Bahkan jika tim mulai mengharapkan Rafaelle menjadi target awal Arsenal, memiliki opsi berbeda akan sangat penting sepanjang musim. Eidevall menekankan bahwa mereka perlu menemukan berbagai cara untuk mencetak gol tahun ini dan memiliki rencana serangan yang berbeda dalam situasi kebuntuan bisa sangat bermanfaat.
Keterbukaan pelatih asal Swedia terhadap ide-ide orang lain telah terlihat sejak ia mengambil alih jabatan tersebut.
Mempertahankan staf pelatih Montemurro di klub berbicara banyak, tetapi baru-baru ini Eidevall dan para pemain berbicara tentang keinginan untuk meningkatkan perasaan “satu klub” di Arsenal antara tim wanita dan pria.

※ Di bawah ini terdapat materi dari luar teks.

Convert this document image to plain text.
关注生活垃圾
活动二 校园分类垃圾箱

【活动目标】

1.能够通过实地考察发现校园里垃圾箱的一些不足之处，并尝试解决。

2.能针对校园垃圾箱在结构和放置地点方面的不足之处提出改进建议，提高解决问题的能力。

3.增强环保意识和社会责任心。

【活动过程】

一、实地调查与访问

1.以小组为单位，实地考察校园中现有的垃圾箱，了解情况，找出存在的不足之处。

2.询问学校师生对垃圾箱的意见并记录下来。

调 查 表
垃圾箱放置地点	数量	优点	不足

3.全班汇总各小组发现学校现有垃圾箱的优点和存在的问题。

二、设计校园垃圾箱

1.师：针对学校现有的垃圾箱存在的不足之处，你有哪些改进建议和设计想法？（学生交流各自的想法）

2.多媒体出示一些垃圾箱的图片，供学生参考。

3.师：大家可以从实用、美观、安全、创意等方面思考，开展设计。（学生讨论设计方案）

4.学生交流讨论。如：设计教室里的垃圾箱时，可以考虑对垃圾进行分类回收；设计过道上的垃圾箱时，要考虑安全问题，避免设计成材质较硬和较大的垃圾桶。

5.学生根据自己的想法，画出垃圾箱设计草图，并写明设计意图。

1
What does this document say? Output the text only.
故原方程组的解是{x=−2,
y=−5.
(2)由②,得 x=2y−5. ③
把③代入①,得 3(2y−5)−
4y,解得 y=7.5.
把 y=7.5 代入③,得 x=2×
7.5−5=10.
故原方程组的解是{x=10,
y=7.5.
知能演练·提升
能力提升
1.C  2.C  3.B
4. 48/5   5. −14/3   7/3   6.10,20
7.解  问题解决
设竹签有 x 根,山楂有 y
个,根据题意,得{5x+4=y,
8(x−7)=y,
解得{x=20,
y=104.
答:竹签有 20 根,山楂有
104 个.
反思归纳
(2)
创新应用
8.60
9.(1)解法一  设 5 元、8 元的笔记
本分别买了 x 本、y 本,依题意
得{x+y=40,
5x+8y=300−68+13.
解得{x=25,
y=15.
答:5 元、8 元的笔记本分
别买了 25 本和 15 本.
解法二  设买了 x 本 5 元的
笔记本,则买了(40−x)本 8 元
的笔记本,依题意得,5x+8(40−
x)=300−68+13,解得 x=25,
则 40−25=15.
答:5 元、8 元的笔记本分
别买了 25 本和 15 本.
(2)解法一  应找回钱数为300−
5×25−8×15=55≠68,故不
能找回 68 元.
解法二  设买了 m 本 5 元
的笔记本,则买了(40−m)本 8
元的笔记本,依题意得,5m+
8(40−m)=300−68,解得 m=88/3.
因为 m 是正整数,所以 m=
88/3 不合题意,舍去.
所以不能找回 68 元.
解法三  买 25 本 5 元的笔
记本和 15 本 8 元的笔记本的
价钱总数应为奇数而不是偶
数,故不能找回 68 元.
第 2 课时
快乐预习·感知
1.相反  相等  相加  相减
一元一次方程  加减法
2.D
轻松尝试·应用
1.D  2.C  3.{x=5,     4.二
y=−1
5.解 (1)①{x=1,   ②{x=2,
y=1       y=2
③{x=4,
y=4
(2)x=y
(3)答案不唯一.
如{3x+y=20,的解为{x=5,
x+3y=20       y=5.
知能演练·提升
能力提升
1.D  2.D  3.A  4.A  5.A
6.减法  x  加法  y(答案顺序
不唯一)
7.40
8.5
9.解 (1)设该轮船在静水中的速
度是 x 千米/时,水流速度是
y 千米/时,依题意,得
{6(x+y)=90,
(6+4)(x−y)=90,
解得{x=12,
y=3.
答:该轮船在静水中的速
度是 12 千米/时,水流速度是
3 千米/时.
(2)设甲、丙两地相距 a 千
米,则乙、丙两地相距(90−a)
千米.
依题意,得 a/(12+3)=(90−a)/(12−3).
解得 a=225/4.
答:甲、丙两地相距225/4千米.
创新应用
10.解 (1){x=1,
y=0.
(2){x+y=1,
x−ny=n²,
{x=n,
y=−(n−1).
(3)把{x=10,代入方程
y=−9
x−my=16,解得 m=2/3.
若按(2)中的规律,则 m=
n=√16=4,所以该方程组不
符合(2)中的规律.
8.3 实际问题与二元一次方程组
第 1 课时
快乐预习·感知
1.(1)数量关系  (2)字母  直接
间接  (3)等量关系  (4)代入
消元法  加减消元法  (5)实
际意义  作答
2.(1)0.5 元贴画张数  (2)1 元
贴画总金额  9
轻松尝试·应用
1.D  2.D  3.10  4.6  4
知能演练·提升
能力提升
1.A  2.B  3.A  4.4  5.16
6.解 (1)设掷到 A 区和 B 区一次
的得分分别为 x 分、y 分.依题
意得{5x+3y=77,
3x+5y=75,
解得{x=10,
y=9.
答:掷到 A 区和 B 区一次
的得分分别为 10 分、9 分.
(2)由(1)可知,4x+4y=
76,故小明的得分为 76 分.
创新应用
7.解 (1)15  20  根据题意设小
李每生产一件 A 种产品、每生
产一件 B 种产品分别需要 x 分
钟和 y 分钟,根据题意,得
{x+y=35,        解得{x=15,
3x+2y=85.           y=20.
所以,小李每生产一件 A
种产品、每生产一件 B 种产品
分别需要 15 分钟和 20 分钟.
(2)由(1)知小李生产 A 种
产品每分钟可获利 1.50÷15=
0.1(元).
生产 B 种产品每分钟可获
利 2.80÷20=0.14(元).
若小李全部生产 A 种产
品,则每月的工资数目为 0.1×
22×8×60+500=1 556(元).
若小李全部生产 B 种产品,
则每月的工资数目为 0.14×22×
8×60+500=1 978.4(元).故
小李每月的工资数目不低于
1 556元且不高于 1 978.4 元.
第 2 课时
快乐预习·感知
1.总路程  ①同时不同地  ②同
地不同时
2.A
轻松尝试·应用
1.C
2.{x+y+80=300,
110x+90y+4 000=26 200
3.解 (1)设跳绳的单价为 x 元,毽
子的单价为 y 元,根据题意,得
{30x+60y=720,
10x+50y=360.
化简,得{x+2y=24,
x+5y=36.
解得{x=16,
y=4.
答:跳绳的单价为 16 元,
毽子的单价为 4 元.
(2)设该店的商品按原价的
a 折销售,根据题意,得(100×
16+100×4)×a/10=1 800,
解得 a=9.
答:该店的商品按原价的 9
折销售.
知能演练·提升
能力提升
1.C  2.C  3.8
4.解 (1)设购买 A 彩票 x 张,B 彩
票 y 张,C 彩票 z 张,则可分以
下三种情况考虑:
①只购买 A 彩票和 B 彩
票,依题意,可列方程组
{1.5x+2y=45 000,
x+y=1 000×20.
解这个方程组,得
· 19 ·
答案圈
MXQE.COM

Latihan timnya secara tertutup melawan tim U-15, dengan restu dari manajer akademi Per Mertesacker, adalah salah satu langkah yang mereka ambil menuju hal itu.
Apakah dia, Hall dan Barton juga mengambil inspirasi dari Nicolas Jover, pelatih bola mati tim utama putra yang telah membantu tim asuhan Mikel Arteta mencetak 21 gol bola mati sejak ia ditunjuk musim panas lalu (terbanyak ketiga di Liga Premier saat itu. ). waktu), akan menarik untuk dilihat.